Viking blood runs deep: Alum returns to chart new course as head football coach

Feb 26, 2024

Cy Bariteau has always loved football — as far back as he can remember. 

He still recalls all the Patriots games he watched with family and the excitement of Super Bowl wins. 

As a kid, he played for the Wareham Tigers Athletic Association as well as for the school. 

Now, Bariteau is back on the field, but in a new way as he will be serving as the new head coach for the Wareham High School football team.

“Football has always been something that I love,” he said, “but actually wanting to coach wasn't really something that I thought of until I was in college.”

He declined the chance to play football in college out of fear of the associated health risks, but he would come to regret that decision when he realized just how much he missed playing. 

That’s when he started getting involved in various programs: “I started working with the kids and I realized I like teaching,” he said.

“It’s a blessing,” he said of coaching the Wareham team. “I believe we can win.”

Wareham’s football team has struggled over the last few years with declining participation numbers and frequent changes in coaching. 

Brandon Perry, who joined as coach in 2023, resigned toward the end of last season. He cited off-the-field difficulties as the reason, including complaints from parents about how much play time their children were getting. 

Following Perry’s resignation, Chris Gardner, who coaches track and field as well as field hockey, helped the team finish out the season with an overall record of 7-4. It was the first time in two years the Vikings came out with a positive net record. 

Now, Bariteau, who served previously as an assistant coach, is taking the reins.

“I think we have the talent here,” he said. The program lost some key seniors at the end of the season, but a lot of “young talent” still remains.

Bariteau said his goal is to revive either the freshmen or the junior varsity team at the school; neither of which have existed in over five years. 

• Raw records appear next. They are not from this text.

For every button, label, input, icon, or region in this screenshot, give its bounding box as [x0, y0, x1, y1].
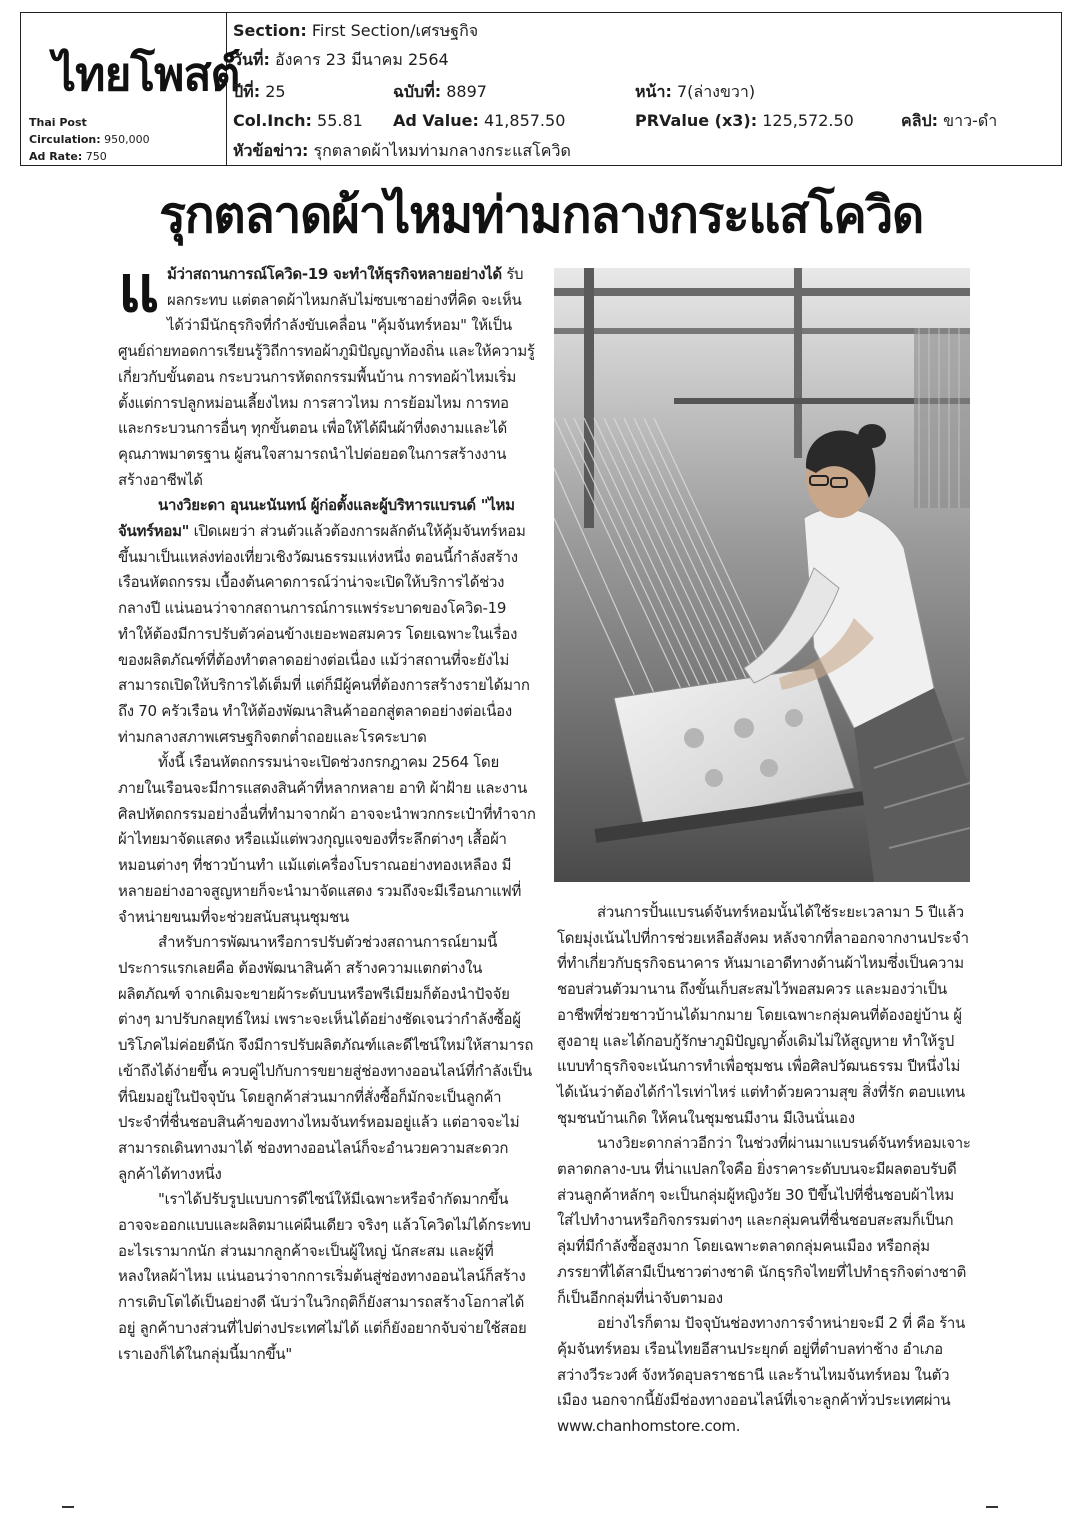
- paragraph-8: อย่างไรก็ตาม ปัจจุบันช่องทางการจำหน่ายจะมี 2 ที่ คือ ร้านคุ้มจันทร์หอม เรือนไทยอีสานประยุกต์ อยู่ที่ตำบลท่าช้าง อำเภอสว่างวีระวงศ์ จังหวัดอุบลราชธานี และร้านไหมจันทร์หอม ในตัวเมือง นอกจากนี้ยังมีช่องทางออนไลน์ที่เจาะลูกค้าทั่วประเทศผ่าน www.chanhomstore.com.: [557, 1314, 966, 1436]
- paragraph-1: [118, 253, 536, 493]
- meta-issue: ฉบับที่: 8897: [393, 82, 487, 101]
- meta-colinch: Col.Inch: 55.81: [233, 111, 363, 130]
- drop-cap: แ: [118, 253, 159, 327]
- meta-clip: คลิป: ขาว-ดำ: [901, 111, 998, 130]
- publication-name: Thai Post: [29, 116, 87, 129]
- paragraph-7: นางวิยะดากล่าวอีกว่า ในช่วงที่ผ่านมาแบรนด์จันทร์หอมเจาะตลาดกลาง-บน ที่น่าแปลกใจคือ ยิ่งราคาระดับบนจะมีผลตอบรับดี ส่วนลูกค้าหลักๆ จะเป็นกลุ่มผู้หญิงวัย 30 ปีขึ้นไปที่ชื่นชอบผ้าไหม ใส่ไปทำงานหรือกิจกรรมต่างๆ และกลุ่มคนที่ชื่นชอบสะสมก็เป็นกลุ่มที่มีกำลังซื้อสูงมาก โดยเฉพาะตลาดกลุ่มคนเมือง หรือกลุ่มภรรยาที่ได้สามีเป็นชาวต่างชาติ นักธุรกิจไทยที่ไปทำธุรกิจต่างชาติก็เป็นอีกกลุ่มที่น่าจับตามอง: [557, 1134, 971, 1307]
- crop-mark-left: [62, 1506, 74, 1508]
- article-headline: รุกตลาดผ้าไหมท่ามกลางกระแสโควิด: [159, 186, 923, 244]
- lead-text: ม้ว่าสถานการณ์โควิด-19 จะทำให้ธุรกิจหลายอย่างได้: [166, 265, 502, 283]
- paragraph-4: สำหรับการพัฒนาหรือการปรับตัวช่วงสถานการณ์ยามนี้ ประการแรกเลยคือ ต้องพัฒนาสินค้า สร้างความแตกต่างในผลิตภัณฑ์ จากเดิมจะขายผ้าระดับบนหรือพรีเมียมก็ต้องนำปัจจัยต่างๆ มาปรับกลยุทธ์ใหม่ เพราะจะเห็นได้อย่างชัดเจนว่ากำลังซื้อผู้บริโภคไม่ค่อยดีนัก จึงมีการปรับผลิตภัณฑ์และดีไซน์ใหม่ให้สามารถเข้าถึงได้ง่ายขึ้น ควบคู่ไปกับการขยายสู่ช่องทางออนไลน์ที่กำลังเป็นที่นิยมอยู่ในปัจจุบัน โดยลูกค้าส่วนมากที่สั่งซื้อก็มักจะเป็นลูกค้าประจำที่ชื่นชอบสินค้าของทางไหมจันทร์หอมอยู่แล้ว แต่อาจจะไม่สามารถเดินทางมาได้ ช่องทางออนไลน์ก็จะอำนวยความสะดวกลูกค้าได้ทางหนึ่ง: [118, 933, 534, 1183]
- founder-name: นางวิยะดา อุนนะนันทน์ ผู้ก่อตั้งและผู้บริหารแบรนด์ "ไหมจันทร์หอม": [118, 496, 515, 541]
- crop-mark-right: [986, 1506, 998, 1508]
- meta-headline: หัวข้อข่าว: รุกตลาดผ้าไหมท่ามกลางกระแสโควิด: [233, 141, 571, 160]
- ad-rate: Ad Rate: 750: [29, 150, 107, 163]
- circulation: Circulation: 950,000: [29, 133, 150, 146]
- meta-section: Section: First Section/เศรษฐกิจ: [233, 21, 479, 40]
- article-right-column: [557, 900, 971, 1440]
- paragraph-3: ทั้งนี้ เรือนหัตถกรรมน่าจะเปิดช่วงกรกฎาคม 2564 โดยภายในเรือนจะมีการแสดงสินค้าที่หลากหลาย อาทิ ผ้าฝ้าย และงานศิลปหัตถกรรมอย่างอื่นที่ทำมาจากผ้า อาจจะนำพวกกระเป๋าที่ทำจากผ้าไทยมาจัดแสดง หรือแม้แต่พวงกุญแจของที่ระลึกต่างๆ เสื้อผ้า หมอนต่างๆ ที่ชาวบ้านทำ แม้แต่เครื่องโบราณอย่างทองเหลือง มีหลายอย่างอาจสูญหายก็จะนำมาจัดแสดง รวมถึงจะมีเรือนกาแฟที่จำหน่ายขนมที่จะช่วยสนับสนุนชุมชน: [118, 753, 536, 926]
- article-left-column: [118, 253, 536, 1367]
- meta-date: วันที่: อังคาร 23 มีนาคม 2564: [233, 50, 449, 69]
- weaver-photo: [554, 268, 970, 882]
- paragraph-2: [118, 493, 536, 750]
- meta-year: ปีที่: 25: [233, 82, 286, 101]
- paragraph-5: "เราได้ปรับรูปแบบการดีไซน์ให้มีเฉพาะหรือจำกัดมากขึ้น อาจจะออกแบบและผลิตมาแค่ผืนเดียว จริงๆ แล้วโควิดไม่ได้กระทบอะไรเรามากนัก ส่วนมากลูกค้าจะเป็นผู้ใหญ่ นักสะสม และผู้ที่หลงใหลผ้าไหม แน่นอนว่าจากการเริ่มต้นสู่ช่องทางออนไลน์ก็สร้างการเติบโตได้เป็นอย่างดี นับว่าในวิกฤติก็ยังสามารถสร้างโอกาสได้อยู่ ลูกค้าบางส่วนที่ไปต่างประเทศไม่ได้ แต่ก็ยังอยากจับจ่ายใช้สอย เราเองก็ได้ในกลุ่มนี้มากขึ้น": [118, 1190, 531, 1363]
- newspaper-logo: ไทยโพสต์: [53, 47, 240, 101]
- weaver-photo-illustration: [554, 268, 970, 882]
- meta-page: หน้า: 7(ล่างขวา): [635, 82, 756, 101]
- paragraph-1-text: รับผลกระทบ แต่ตลาดผ้าไหมกลับไม่ซบเซาอย่างที่คิด จะเห็นได้ว่ามีนักธุรกิจที่กำลังขับเคลื่อน "คุ้มจันทร์หอม" ให้เป็นศูนย์ถ่ายทอดการเรียนรู้วิถีการทอผ้าภูมิปัญญาท้องถิ่น และให้ความรู้เกี่ยวกับขั้นตอน กระบวนการหัตถกรรมพื้นบ้าน การทอผ้าไหมเริ่มตั้งแต่การปลูกหม่อนเลี้ยงไหม การสาวไหม การย้อมไหม การทอ และกระบวนการอื่นๆ ทุกขั้นตอน เพื่อให้ได้ผืนผ้าที่งดงามและได้คุณภาพมาตรฐาน ผู้สนใจสามารถนำไปต่อยอดในการสร้างงาน สร้างอาชีพได้: [118, 265, 535, 489]
- paragraph-2-text: เปิดเผยว่า ส่วนตัวแล้วต้องการผลักดันให้คุ้มจันทร์หอมขึ้นมาเป็นแหล่งท่องเที่ยวเชิงวัฒนธรรมแห่งหนึ่ง ตอนนี้กำลังสร้างเรือนหัตถกรรม เบื้องต้นคาดการณ์ว่าน่าจะเปิดให้บริการได้ช่วงกลางปี แน่นอนว่าจากสถานการณ์การแพร่ระบาดของโควิด-19 ทำให้ต้องมีการปรับตัวค่อนข้างเยอะพอสมควร โดยเฉพาะในเรื่องของผลิตภัณฑ์ที่ต้องทำตลาดอย่างต่อเนื่อง แม้ว่าสถานที่จะยังไม่สามารถเปิดให้บริการได้เต็มที่ แต่ก็มีผู้คนที่ต้องการสร้างรายได้มากถึง 70 ครัวเรือน ทำให้ต้องพัฒนาสินค้าออกสู่ตลาดอย่างต่อเนื่อง ท่ามกลางสภาพเศรษฐกิจตกต่ำถอยและโรคระบาด: [118, 522, 530, 746]
- meta-prvalue: PRValue (x3): 125,572.50: [635, 111, 854, 130]
- paragraph-6: ส่วนการปั้นแบรนด์จันทร์หอมนั้นได้ใช้ระยะเวลามา 5 ปีแล้ว โดยมุ่งเน้นไปที่การช่วยเหลือสังคม หลังจากที่ลาออกจากงานประจำที่ทำเกี่ยวกับธุรกิจธนาคาร หันมาเอาดีทางด้านผ้าไหมซึ่งเป็นความชอบส่วนตัวมานาน ถึงขั้นเก็บสะสมไว้พอสมควร และมองว่าเป็นอาชีพที่ช่วยชาวบ้านได้มากมาย โดยเฉพาะกลุ่มคนที่ต้องอยู่บ้าน ผู้สูงอายุ และได้กอบกู้รักษาภูมิปัญญาดั้งเดิมไม่ให้สูญหาย ทำให้รูปแบบทำธุรกิจจะเน้นการทำเพื่อชุมชน เพื่อศิลปวัฒนธรรม ปีหนึ่งไม่ได้เน้นว่าต้องได้กำไรเท่าไหร่ แต่ทำด้วยความสุข สิ่งที่รัก ตอบแทนชุมชนบ้านเกิด ให้คนในชุมชนมีงาน มีเงินนั่นเอง: [557, 903, 969, 1127]
- clipping-header: [20, 12, 1062, 166]
- meta-advalue: Ad Value: 41,857.50: [393, 111, 566, 130]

“I feel like the program needs a team lower than the varsity level because the biggest issue is I think kids are not wanting to come out because maybe they think they're too small — they're too young — to get any type of playing time,” he said.

Bariteau added establishing this team will be key to “sustaining our success from now and for the future.”

When it comes to coaching, Bariteau says he’s a “player’s coach,” but also a “coach’s coach” in the sense that he practices active listening with his fellow coaches and players and uses that insight to their advantage. 

In addition, Bariteau said he’s interested in seeking out other opportunities such as attending clinics and college practices in order to learn more and gain new ideas. 

This spring, he and some members of the team will be assisting the Wareham Tigers with its flag football program. 

Bariteau said he looks forward to getting his team engaged in practice and learning.

“There's going to be some things that maybe I haven't seen, or just bumps I'm going to face along the way — that's really expected though,” he said. 

He acknowledges it's only his first year as head coach — and every coaching experience comes with hardships — but he isn’t going to let that “deter” or “discourage” him from his work, he added.